Ebola on the run in DR Congo, ‘now we have to kill the virus’: UN health agency

Ebola on the run in DR Congo, ‘now we have to kill the virus’: UN health agency

Efforts to eradicate the deadly Ebola epidemic in eastern Democratic Republic of the Congo (DRC) are proving successful but “now we have to kill the virus”, the UN health agency said.

In an update to journalists in Geneva, the medic leading the World Health Organization’s campaign against the highly contagious virus said that while he could not say that it was beaten, it had been largely driven away from towns into rural areas.

“It is impossible to say outbreak is over, it’s not,” said Dr. Michael Ryan, Executive Director, WHO Health Emergencies Programme. “It is impossible to predict where the outbreak is going to go next…but we have significantly contained the virus in a much smaller geographic area; now we have to kill the virus.”

In the 14 months since the latest outbreak was declared in DRC – where the virus is endemic – more than 2,100 people have died, including over 160 health workers.

More than 1,000 individuals have also survived the disease and returned home, WHO reported last week.

Crediting cooperation with the DRC authorities and other health partners in DRC as one of the factors responsible for WHO’s relatively upbeat assessment, Dr. Ryan explained that the virus has been pushed back into some of the same remote areas where it was first detected in August last year.

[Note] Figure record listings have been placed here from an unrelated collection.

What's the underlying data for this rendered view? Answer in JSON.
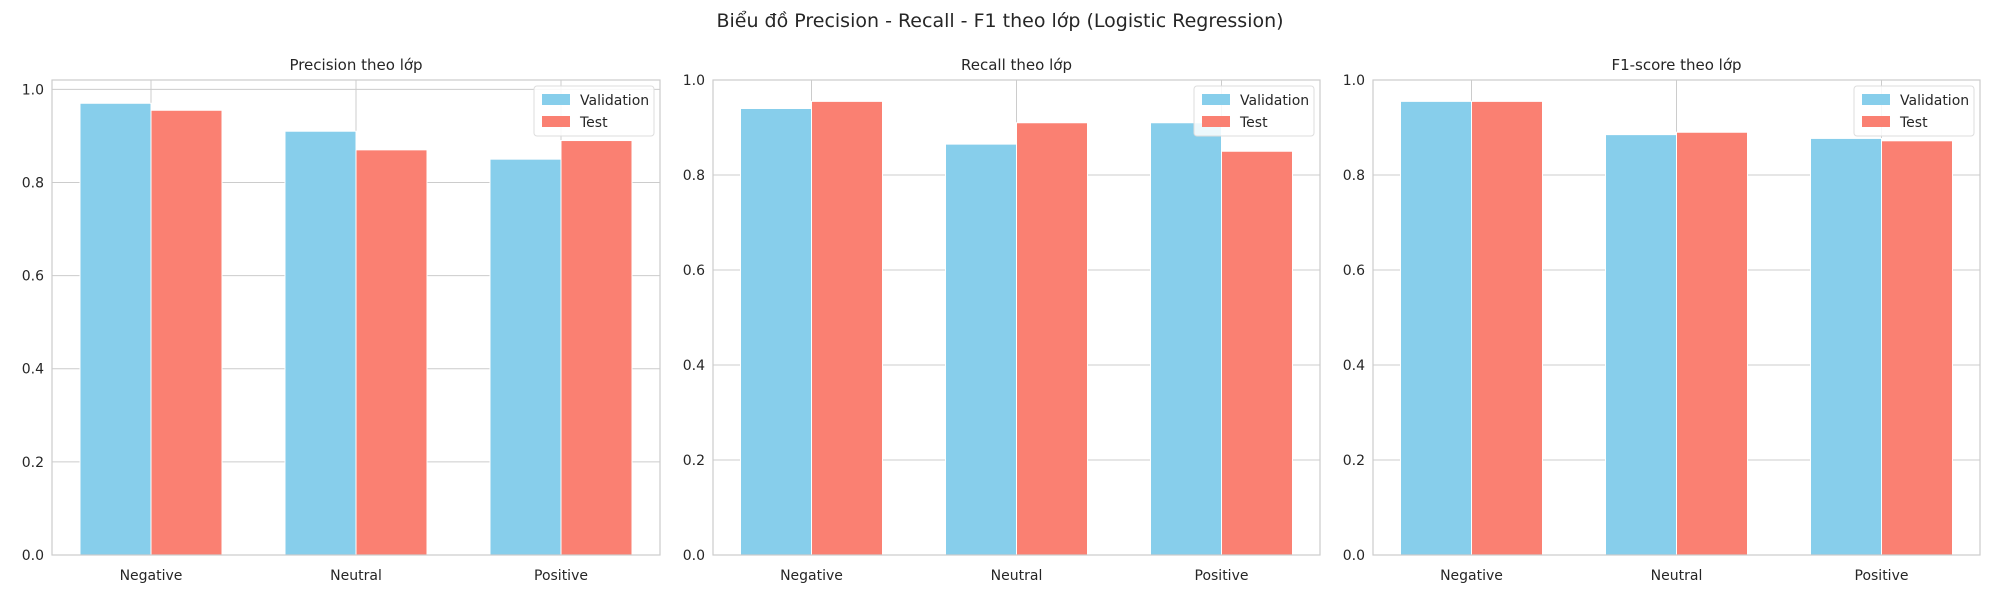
{
  "suptitle": "Biểu đồ Precision - Recall - F1 theo lớp (Logistic Regression)",
  "colors": {
    "validation": "#87ceeb",
    "test": "#fa8072",
    "grid": "#cccccc",
    "axis": "#cccccc"
  },
  "chart_data": [
    {
      "type": "bar",
      "title": "Precision theo lớp",
      "categories": [
        "Negative",
        "Neutral",
        "Positive"
      ],
      "series": [
        {
          "name": "Validation",
          "values": [
            0.97,
            0.91,
            0.85
          ]
        },
        {
          "name": "Test",
          "values": [
            0.955,
            0.87,
            0.89
          ]
        }
      ],
      "ylim": [
        0,
        1.02
      ],
      "yticks": [
        "0.0",
        "0.2",
        "0.4",
        "0.6",
        "0.8",
        "1.0"
      ],
      "legend": "top-right",
      "grid": true
    },
    {
      "type": "bar",
      "title": "Recall theo lớp",
      "categories": [
        "Negative",
        "Neutral",
        "Positive"
      ],
      "series": [
        {
          "name": "Validation",
          "values": [
            0.94,
            0.865,
            0.91
          ]
        },
        {
          "name": "Test",
          "values": [
            0.955,
            0.91,
            0.85
          ]
        }
      ],
      "ylim": [
        0,
        1.0
      ],
      "yticks": [
        "0.0",
        "0.2",
        "0.4",
        "0.6",
        "0.8",
        "1.0"
      ],
      "legend": "top-right",
      "grid": true
    },
    {
      "type": "bar",
      "title": "F1-score theo lớp",
      "categories": [
        "Negative",
        "Neutral",
        "Positive"
      ],
      "series": [
        {
          "name": "Validation",
          "values": [
            0.955,
            0.885,
            0.877
          ]
        },
        {
          "name": "Test",
          "values": [
            0.955,
            0.89,
            0.872
          ]
        }
      ],
      "ylim": [
        0,
        1.0
      ],
      "yticks": [
        "0.0",
        "0.2",
        "0.4",
        "0.6",
        "0.8",
        "1.0"
      ],
      "legend": "top-right",
      "grid": true
    }
  ]
}
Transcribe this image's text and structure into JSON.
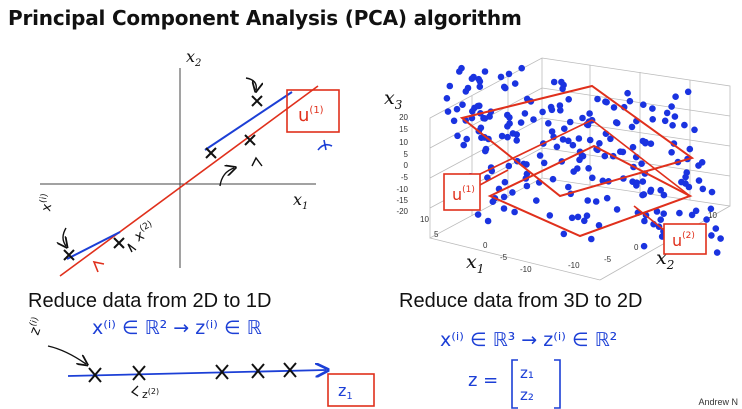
{
  "slide": {
    "title": "Principal Component Analysis (PCA) algorithm",
    "credit": "Andrew N"
  },
  "left_panel": {
    "x_axis_label": "x",
    "x_axis_sub": "1",
    "y_axis_label": "x",
    "y_axis_sub": "2",
    "direction_label": "u",
    "direction_sup": "(1)",
    "point_label": "x",
    "point_sup": "(i)",
    "point_label_2": "x",
    "point_sup_2": "(2)",
    "caption": "Reduce data from 2D to 1D",
    "notation": "x⁽ⁱ⁾ ∈ ℝ²  →  z⁽ⁱ⁾ ∈ ℝ",
    "line_point_label": "z",
    "line_point_sup": "(i)",
    "line_point_label_2": "z",
    "line_point_sup_2": "(2)",
    "axis_label": "z",
    "axis_sub": "1"
  },
  "right_panel": {
    "z_axis_label": "x",
    "z_axis_sub": "3",
    "x_axis_label": "x",
    "x_axis_sub": "1",
    "y_axis_label": "x",
    "y_axis_sub": "2",
    "u1_label": "u",
    "u1_sup": "(1)",
    "u2_label": "u",
    "u2_sup": "(2)",
    "z_ticks": [
      "20",
      "15",
      "10",
      "5",
      "0",
      "-5",
      "-10",
      "-15",
      "-20"
    ],
    "x1_ticks": [
      "10",
      "5",
      "0",
      "-5",
      "-10"
    ],
    "x2_ticks": [
      "-10",
      "-5",
      "0",
      "5",
      "10"
    ],
    "caption": "Reduce data from 3D to 2D",
    "notation": "x⁽ⁱ⁾ ∈ ℝ³  →  z⁽ⁱ⁾ ∈ ℝ²",
    "vector_lhs": "z =",
    "vector_entries": [
      "z₁",
      "z₂"
    ]
  },
  "colors": {
    "ink": "#111111",
    "hand_blue": "#1c3fd6",
    "hand_red": "#e0301c",
    "dot_blue": "#1a33e0"
  }
}
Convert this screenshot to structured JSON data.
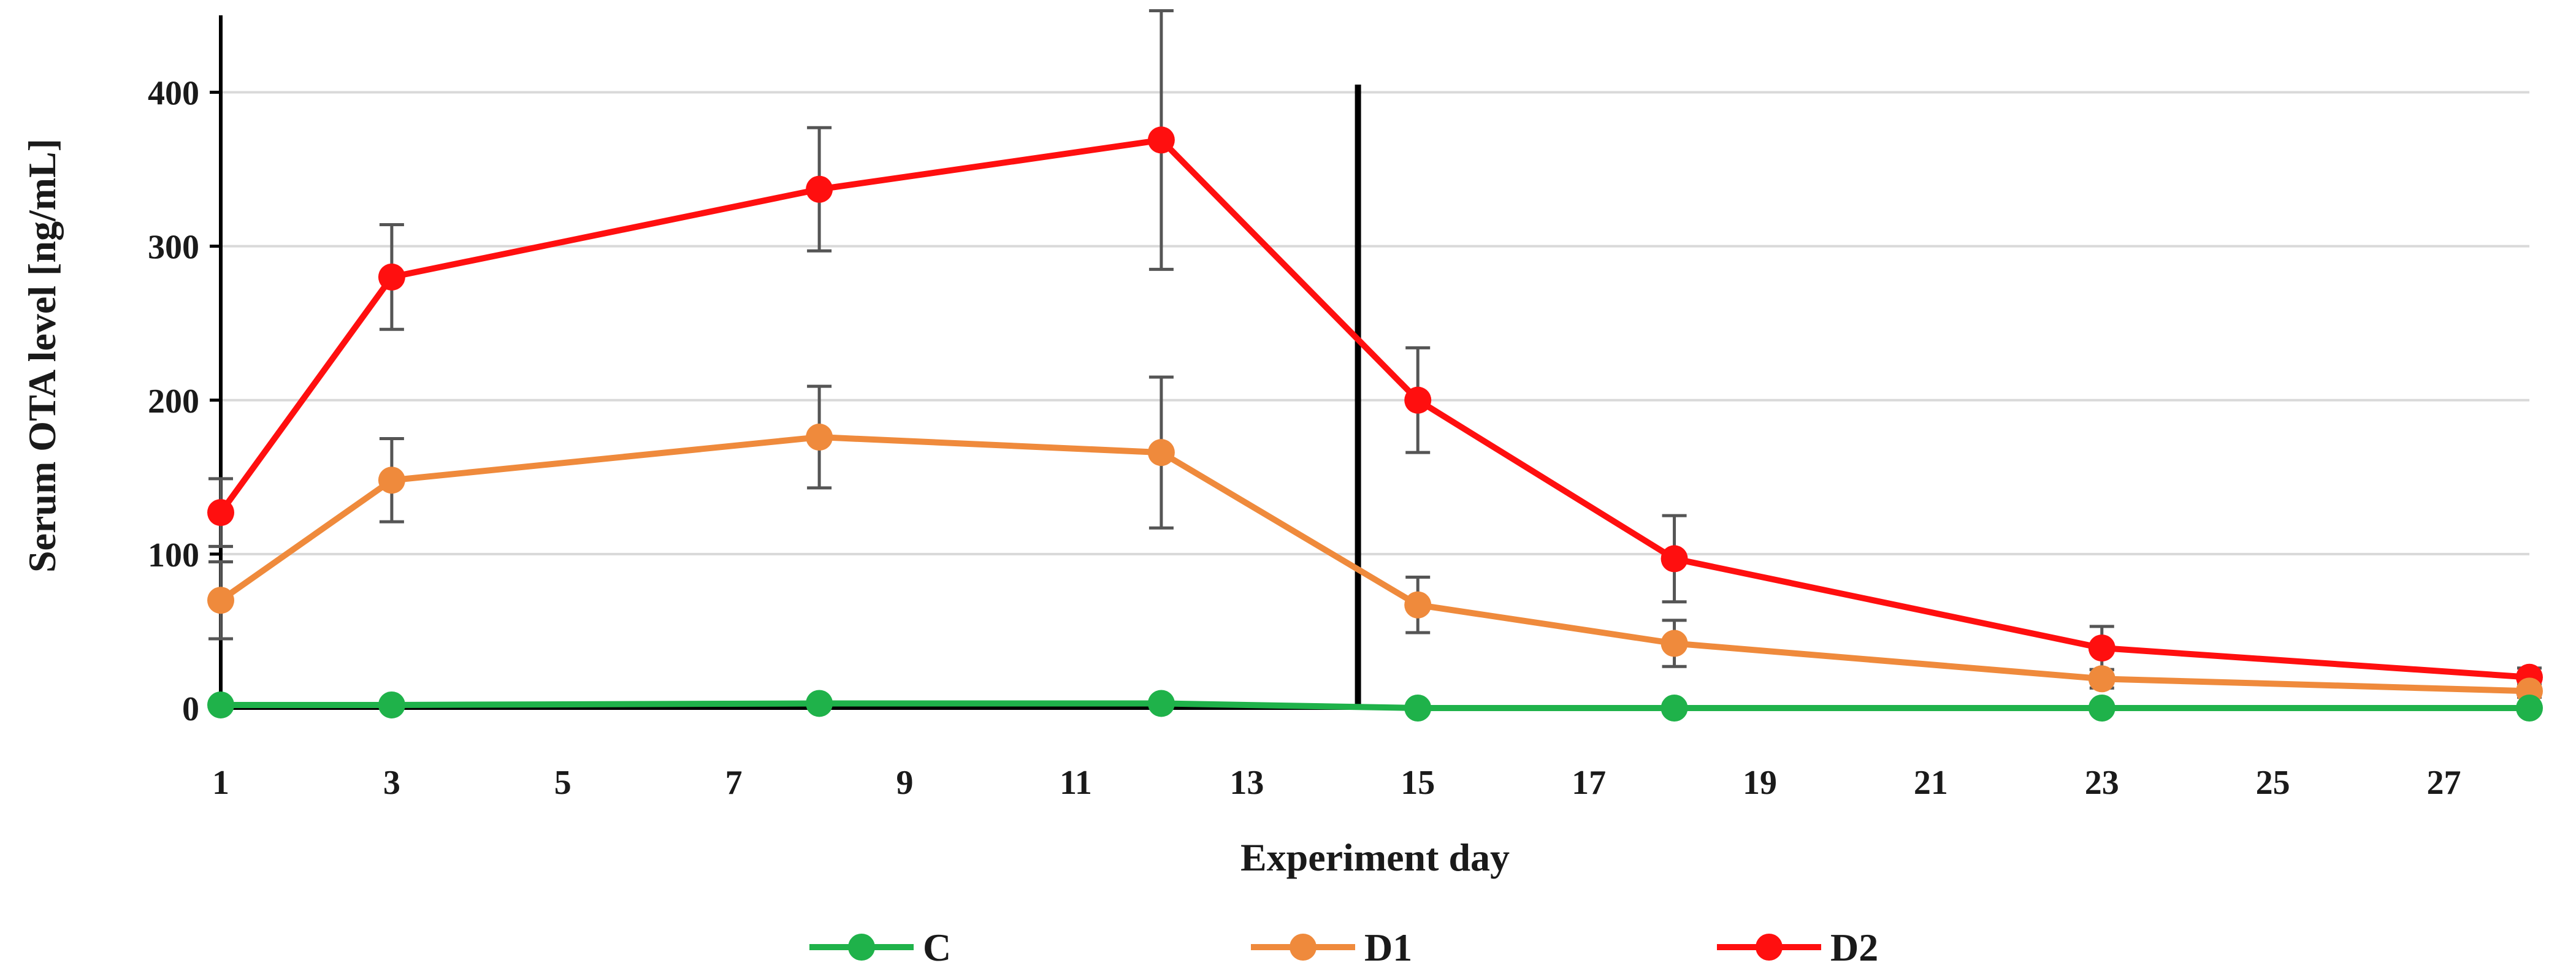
{
  "chart_data": {
    "type": "line",
    "title": "",
    "xlabel": "Experiment day",
    "ylabel": "Serum OTA level [ng/mL]",
    "xlim": [
      1,
      28
    ],
    "ylim": [
      0,
      450
    ],
    "x_ticks": [
      "1",
      "3",
      "5",
      "7",
      "9",
      "11",
      "13",
      "15",
      "17",
      "19",
      "21",
      "23",
      "25",
      "27"
    ],
    "y_ticks": [
      "0",
      "100",
      "200",
      "300",
      "400"
    ],
    "y_tick_values": [
      0,
      100,
      200,
      300,
      400
    ],
    "grid": "horizontal",
    "legend_position": "bottom",
    "vertical_marker_day": 14.3,
    "x": [
      1,
      3,
      8,
      12,
      15,
      18,
      23,
      28
    ],
    "series": [
      {
        "name": "C",
        "color": "#1fb24a",
        "values": [
          2,
          2,
          3,
          3,
          0,
          0,
          0,
          0
        ],
        "errors": [
          0,
          0,
          0,
          0,
          0,
          0,
          0,
          0
        ]
      },
      {
        "name": "D1",
        "color": "#ef8a3c",
        "values": [
          70,
          148,
          176,
          166,
          67,
          42,
          19,
          11
        ],
        "errors": [
          25,
          27,
          33,
          49,
          18,
          15,
          6,
          4
        ]
      },
      {
        "name": "D2",
        "color": "#ff0f0f",
        "values": [
          127,
          280,
          337,
          369,
          200,
          97,
          39,
          20
        ],
        "errors": [
          22,
          34,
          40,
          84,
          34,
          28,
          14,
          6
        ]
      }
    ]
  }
}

He added that their inaccessibility – some communities can only be reached after a five-hour motorbike ride – and the fact that dozens of armed groups operate there, were the main complicating factors.

“Under the leadership of the Government and with our partners, I believe we have really squeezed the virus into a much smaller geographic area”, he said. “Essentially a triangle between Mambasa, Komanda, Beni, Mandima, which is a shared space between North Kivu and Ituri.”

Communities were also showing increased trust in highly skilled and hardworking frontline health workers, the WHO medic insisted.

This meant that potentially infected carriers were now seeking more timely, professional treatment in greater numbers than before, rather than going to up to four alternative health-providers and increasing the risk of spreading the contagion.

Key priorities now include ensuring that each potential case of Ebola infection is followed up and that the time it takes to admit them to a treatment facility is reduced, Dr. Ryan explained, to limit the chances of the disease spreading.

Mobile clinics set up by health partner Médecins Sans Frontières had successfully shown that people could be treated in their own communities, he added.